There is another approach to the sound gallery that is fairly common in places like Germany, with Singuhr as a good example. In this case the architectural space becomes a formidable element in its own right; spaces are sought out for their exceptionally long reverb times and their post-industrial look. And, of course, there are many non-dedicated spaces and locations to which sound artists respond, creating site-specific sound pieces.

In the case of the gallery concept I’ve described, it’s clear that there is a fairly specific kind of work suitable for presentation in such a space. This work would have some of the following aspects:

  1. Process-based, non-linear, open form, algorithmic.

  2. If multi-channel, point-source. The multichannel-ness of the work should be based on the idea of saturating space or creating points in space, working with and within the existing architecture, not recreating another space, as in the ambisonic or other “surround” approaches.

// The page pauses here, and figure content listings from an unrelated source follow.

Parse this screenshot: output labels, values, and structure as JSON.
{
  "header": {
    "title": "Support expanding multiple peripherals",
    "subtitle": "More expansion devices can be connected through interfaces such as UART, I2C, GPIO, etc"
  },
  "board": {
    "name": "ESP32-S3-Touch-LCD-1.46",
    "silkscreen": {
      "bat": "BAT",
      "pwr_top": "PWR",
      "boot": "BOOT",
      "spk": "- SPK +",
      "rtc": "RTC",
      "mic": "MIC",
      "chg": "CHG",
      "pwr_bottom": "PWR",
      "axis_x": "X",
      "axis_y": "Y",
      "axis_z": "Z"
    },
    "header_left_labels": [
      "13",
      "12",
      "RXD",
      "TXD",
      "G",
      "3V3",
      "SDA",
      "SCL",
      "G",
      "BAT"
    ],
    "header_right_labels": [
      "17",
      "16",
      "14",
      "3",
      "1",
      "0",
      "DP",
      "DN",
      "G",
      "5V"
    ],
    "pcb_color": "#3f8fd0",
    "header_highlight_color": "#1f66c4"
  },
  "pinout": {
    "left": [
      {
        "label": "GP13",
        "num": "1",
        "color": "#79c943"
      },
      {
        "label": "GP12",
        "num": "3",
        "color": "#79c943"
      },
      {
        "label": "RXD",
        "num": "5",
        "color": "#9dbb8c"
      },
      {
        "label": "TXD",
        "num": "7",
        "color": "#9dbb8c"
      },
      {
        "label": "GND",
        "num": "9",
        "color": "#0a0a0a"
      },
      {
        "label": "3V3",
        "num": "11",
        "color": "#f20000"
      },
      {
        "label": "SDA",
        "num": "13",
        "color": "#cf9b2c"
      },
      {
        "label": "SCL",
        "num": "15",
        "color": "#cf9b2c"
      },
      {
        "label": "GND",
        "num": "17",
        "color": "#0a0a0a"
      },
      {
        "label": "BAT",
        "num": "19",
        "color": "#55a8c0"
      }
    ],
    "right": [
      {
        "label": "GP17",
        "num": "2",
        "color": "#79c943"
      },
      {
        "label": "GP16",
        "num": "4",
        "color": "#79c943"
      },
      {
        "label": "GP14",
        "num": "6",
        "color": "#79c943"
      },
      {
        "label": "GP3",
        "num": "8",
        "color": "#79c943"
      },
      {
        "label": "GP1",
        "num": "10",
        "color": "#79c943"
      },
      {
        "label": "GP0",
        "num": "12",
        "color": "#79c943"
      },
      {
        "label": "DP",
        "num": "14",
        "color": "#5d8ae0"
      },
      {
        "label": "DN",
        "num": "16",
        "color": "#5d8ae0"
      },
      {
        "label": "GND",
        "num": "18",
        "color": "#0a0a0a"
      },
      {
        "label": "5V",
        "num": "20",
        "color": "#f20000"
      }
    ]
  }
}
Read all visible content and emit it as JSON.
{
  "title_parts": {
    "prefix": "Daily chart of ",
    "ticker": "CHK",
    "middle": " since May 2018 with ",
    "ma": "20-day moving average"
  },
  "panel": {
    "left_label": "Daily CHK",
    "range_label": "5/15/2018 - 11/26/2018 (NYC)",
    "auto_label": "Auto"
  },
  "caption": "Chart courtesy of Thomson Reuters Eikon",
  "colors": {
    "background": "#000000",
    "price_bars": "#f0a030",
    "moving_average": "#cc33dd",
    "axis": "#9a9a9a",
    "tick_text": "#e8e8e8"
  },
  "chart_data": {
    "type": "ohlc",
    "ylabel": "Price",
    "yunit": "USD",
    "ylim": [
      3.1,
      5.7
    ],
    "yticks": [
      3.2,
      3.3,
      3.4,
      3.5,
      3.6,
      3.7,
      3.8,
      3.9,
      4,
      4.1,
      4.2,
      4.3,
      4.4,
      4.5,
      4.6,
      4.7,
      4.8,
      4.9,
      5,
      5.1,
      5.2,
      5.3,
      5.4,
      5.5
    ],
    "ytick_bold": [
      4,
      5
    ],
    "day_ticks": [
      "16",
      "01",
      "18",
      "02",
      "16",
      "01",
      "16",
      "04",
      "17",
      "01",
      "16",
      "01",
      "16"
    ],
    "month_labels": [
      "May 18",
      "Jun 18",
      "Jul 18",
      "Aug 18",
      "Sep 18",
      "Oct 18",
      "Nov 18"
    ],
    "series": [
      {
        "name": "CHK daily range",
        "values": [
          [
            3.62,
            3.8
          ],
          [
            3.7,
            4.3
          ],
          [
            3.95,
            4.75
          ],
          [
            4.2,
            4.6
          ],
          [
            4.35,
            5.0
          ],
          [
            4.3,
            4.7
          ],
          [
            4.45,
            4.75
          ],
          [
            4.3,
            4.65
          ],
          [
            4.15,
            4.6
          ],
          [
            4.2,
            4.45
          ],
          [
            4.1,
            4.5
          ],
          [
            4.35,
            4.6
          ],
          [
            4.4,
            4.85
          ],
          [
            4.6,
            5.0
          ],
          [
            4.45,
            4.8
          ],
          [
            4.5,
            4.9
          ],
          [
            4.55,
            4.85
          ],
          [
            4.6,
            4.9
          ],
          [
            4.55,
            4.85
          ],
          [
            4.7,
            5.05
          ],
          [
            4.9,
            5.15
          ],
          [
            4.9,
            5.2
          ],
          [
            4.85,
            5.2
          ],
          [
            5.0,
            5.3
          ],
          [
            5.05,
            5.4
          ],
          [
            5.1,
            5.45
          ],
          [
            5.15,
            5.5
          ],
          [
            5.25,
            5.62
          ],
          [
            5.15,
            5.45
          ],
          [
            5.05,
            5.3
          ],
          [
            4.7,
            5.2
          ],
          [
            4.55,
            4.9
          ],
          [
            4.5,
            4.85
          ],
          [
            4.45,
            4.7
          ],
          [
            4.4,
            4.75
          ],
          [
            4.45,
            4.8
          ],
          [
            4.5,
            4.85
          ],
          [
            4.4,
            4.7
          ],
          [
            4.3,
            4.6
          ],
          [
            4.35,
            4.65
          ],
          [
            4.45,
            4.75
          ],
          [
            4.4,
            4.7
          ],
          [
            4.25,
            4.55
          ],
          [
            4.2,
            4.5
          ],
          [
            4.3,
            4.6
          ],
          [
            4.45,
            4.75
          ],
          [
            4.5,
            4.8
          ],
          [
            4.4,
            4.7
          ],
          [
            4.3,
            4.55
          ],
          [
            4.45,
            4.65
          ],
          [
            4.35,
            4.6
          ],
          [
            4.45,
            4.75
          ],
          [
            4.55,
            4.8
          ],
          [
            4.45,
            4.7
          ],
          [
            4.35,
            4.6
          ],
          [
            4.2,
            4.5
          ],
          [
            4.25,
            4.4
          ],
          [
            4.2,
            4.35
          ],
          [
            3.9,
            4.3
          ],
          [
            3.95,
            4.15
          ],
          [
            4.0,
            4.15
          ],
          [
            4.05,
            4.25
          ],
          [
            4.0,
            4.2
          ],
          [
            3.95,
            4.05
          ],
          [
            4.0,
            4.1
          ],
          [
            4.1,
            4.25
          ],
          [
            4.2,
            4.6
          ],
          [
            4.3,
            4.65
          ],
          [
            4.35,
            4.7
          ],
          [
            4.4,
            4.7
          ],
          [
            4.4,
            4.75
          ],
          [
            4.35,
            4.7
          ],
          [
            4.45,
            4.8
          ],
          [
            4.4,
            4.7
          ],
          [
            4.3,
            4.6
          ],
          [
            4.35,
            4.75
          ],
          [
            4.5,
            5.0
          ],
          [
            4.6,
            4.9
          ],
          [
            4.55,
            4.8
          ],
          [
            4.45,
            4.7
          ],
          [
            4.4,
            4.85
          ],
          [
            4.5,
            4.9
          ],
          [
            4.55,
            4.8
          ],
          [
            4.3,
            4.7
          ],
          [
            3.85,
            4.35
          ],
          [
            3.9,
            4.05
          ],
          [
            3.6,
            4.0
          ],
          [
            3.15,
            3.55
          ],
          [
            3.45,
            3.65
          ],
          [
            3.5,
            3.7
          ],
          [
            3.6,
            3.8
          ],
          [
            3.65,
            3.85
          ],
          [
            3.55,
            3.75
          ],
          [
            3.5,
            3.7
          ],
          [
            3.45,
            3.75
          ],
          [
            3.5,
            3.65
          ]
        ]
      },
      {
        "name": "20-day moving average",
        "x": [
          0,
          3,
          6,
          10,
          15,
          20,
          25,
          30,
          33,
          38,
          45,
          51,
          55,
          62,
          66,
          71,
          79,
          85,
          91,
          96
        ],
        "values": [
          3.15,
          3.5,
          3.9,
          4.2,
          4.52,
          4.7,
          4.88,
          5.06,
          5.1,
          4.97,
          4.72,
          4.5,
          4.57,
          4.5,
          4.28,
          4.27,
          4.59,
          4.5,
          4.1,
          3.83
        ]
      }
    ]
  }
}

I have found that works like this (point-source) are highly adaptable to a variety of spaces; they are not “site specific” simply because they were created in or for a particular room. Diapason has an extensive archive of point-source pieces that I’ve presented in many different settings.

  3. Non-object based, unless these be intrinsic to the sonics of the work. These might include specific or specifically treated speakers, sound-producing devices, reflectors, resonators, containers, etc.

  4. Not performative.

  5. Not “interactive” (in the sense of the audience having to do something other than listen).

Though certainly a subgenre, in my experience works with the above-described characteristics hold an important place in the general output of sound art. In any case, it is for these works that a dedicated space, with the above-described characteristics, is most essential, since “found” spaces are plentiful and, by definition, non-standardizable.

There is a cultural bias that music is a means to an end, the end being to affect mood, induce bodily movement, or accompany some kind of social experience. Rarely is music heard as an end in itself,“appreciated” for its internal structure.A painting, on the other hand, is generally, in our culture, seen as a self-contained, complete “thing”, existing apart from and irrespective of the person looking at it. The viewer doesn’t feel she is completing the painting by responding to it emotionally, whereas, with music, if it doesn’t elicit a very specific emotional response (depending on its genre), it is considered lacking.

Visitors to Diapason had a noticeable engagement, on the structural level, with the aural phenomena that constituted the works presented.The small details of our presentations - low lighting, excellent but unobtrusive sound systems, sonic isolation - put visitors “on notice”, the moment they stepped into the space, that they were there to listen.This subtle shift of focus towards aurality was the most important goal I had in founding the gallery.